Al llegar a la estrechísima calle Bailén tuvimos que frenar. Una pandilla de maduritos ocupaba la calle sin atender a las luces de nuestro coche, que les aparecían por detrás. Sin aspavientos ni bocinazos, esperamos con calma a que se echasen a un lado, aunque pronto nos dimos cuenta de que llevaban una buena cogorza encima.
De buena apariencia, entendimos que habían empalmado una comida de navidad con unas copas de media tarde, así que nos relajamos para disfrutar de las caídas y tropezones, de cómo una agarraba a otro y éste se apoyaba en la pared.
Al conseguir, por fin, avanzar, nos dimos cuenta de que era gente conocida. Gente cercana con la que alguna vez hemos estado de copas. Yo bajé la ventanilla y los saludé.

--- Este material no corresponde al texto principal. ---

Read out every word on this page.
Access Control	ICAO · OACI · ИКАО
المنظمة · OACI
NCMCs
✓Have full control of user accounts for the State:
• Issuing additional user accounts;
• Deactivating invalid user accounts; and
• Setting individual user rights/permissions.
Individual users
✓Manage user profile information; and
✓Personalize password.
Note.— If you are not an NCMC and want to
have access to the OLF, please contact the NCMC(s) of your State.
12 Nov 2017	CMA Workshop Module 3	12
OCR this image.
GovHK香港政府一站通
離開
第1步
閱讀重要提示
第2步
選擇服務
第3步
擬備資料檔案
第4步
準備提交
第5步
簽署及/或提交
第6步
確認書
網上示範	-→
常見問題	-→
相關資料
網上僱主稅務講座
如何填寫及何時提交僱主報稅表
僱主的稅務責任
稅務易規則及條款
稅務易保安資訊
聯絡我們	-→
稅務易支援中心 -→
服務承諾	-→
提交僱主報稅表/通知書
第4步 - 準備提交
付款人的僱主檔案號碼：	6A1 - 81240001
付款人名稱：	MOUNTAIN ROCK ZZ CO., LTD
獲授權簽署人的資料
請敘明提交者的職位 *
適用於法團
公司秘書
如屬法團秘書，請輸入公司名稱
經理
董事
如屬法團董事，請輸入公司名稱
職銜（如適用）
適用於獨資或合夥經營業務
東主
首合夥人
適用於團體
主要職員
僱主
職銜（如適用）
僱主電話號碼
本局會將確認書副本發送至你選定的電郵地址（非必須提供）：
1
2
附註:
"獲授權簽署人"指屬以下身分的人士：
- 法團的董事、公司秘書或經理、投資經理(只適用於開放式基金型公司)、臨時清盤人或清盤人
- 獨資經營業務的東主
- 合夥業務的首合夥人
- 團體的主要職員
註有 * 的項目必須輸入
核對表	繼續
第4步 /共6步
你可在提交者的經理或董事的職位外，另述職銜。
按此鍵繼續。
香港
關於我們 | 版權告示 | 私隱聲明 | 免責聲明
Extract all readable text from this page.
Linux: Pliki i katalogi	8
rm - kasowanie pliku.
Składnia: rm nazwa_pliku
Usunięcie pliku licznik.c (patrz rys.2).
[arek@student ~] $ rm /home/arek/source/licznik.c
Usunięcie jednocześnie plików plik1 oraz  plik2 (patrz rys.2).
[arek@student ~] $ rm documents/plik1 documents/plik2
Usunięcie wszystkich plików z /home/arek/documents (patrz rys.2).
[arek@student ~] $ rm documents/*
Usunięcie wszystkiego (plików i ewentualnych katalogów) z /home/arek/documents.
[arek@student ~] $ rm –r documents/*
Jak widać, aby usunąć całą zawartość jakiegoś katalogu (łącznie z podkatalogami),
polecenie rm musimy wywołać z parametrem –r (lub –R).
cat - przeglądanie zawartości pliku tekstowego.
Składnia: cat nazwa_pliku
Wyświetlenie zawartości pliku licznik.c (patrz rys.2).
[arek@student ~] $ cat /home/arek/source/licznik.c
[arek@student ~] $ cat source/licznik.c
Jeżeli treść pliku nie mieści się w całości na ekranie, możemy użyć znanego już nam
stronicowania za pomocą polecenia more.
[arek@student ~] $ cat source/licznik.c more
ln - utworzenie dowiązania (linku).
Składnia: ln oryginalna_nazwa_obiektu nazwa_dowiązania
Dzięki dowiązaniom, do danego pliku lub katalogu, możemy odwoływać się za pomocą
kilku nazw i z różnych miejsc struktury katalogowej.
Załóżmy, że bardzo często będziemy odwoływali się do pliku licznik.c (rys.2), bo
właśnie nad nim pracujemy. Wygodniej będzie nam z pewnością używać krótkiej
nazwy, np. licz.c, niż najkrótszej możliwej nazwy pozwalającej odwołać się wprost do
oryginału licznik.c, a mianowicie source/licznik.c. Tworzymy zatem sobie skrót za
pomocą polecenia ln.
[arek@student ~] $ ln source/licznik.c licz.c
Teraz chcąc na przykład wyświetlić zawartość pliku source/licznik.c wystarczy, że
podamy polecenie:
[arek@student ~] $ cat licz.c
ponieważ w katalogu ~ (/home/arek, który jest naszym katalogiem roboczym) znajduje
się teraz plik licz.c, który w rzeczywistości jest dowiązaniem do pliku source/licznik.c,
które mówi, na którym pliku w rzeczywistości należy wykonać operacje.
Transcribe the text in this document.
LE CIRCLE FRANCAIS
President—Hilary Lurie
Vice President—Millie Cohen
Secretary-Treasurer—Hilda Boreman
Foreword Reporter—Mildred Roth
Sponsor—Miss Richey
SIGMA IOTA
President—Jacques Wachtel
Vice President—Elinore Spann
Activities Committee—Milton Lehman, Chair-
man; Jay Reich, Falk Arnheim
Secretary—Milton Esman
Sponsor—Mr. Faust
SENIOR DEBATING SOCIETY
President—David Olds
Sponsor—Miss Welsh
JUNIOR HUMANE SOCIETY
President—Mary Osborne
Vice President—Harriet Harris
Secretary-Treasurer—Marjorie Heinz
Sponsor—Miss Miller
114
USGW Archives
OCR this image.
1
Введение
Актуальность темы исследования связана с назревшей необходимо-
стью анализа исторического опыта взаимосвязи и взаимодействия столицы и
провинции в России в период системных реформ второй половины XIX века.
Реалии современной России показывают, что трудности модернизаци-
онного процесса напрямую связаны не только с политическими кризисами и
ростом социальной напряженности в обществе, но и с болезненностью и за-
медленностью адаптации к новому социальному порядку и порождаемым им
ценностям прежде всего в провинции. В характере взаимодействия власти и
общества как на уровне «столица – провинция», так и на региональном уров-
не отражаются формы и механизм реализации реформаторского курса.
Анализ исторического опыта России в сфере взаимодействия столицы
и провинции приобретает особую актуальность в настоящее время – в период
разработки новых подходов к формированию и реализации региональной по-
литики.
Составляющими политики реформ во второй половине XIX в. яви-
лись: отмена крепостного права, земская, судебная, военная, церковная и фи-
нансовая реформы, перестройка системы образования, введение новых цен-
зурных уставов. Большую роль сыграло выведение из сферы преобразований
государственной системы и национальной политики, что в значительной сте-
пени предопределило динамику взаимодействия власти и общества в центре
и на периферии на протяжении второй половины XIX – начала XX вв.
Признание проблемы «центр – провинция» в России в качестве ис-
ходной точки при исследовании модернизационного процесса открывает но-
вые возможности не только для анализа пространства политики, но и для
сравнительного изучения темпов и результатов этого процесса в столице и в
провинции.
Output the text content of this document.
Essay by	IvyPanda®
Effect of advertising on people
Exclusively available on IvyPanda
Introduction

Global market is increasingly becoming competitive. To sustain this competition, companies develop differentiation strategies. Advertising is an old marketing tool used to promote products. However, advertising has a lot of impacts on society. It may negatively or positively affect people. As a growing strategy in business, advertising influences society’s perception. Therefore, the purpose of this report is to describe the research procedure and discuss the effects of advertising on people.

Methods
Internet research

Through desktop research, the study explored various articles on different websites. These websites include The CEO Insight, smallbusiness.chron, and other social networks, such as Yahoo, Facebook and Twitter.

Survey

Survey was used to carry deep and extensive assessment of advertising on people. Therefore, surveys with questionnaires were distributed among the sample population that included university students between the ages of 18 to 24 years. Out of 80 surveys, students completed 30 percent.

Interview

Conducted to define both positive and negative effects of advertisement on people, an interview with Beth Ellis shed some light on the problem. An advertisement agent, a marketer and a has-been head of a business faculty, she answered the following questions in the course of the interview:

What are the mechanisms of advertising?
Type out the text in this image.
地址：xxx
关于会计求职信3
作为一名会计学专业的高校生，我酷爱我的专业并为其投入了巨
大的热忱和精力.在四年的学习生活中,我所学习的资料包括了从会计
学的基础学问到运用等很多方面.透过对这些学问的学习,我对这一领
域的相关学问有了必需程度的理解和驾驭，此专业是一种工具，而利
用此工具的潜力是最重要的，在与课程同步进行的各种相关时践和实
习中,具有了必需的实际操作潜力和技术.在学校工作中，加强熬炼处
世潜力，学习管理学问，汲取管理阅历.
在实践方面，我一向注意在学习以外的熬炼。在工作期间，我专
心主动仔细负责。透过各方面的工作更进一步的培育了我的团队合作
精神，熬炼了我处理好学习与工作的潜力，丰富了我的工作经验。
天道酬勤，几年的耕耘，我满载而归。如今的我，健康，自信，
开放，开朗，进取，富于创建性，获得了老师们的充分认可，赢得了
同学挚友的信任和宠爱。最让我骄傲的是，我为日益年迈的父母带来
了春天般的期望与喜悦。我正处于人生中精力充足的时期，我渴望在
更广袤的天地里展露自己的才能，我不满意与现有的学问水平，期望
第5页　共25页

—Vaya pedo que lleváis —les dije, con mi conocida inocencia, y a ellos se les cambió la cara.
Cerré la ventanilla y Fran me criticó.
—Cómo se te ocurre decirles eso. Se han quedado cortados.
—Pero si ya nos habían visto —protesté—. ¿Qué les iba a decir? ¿Qué bonita está la noche...?
Hacer que miras para otro lado es peor que mirar de frente.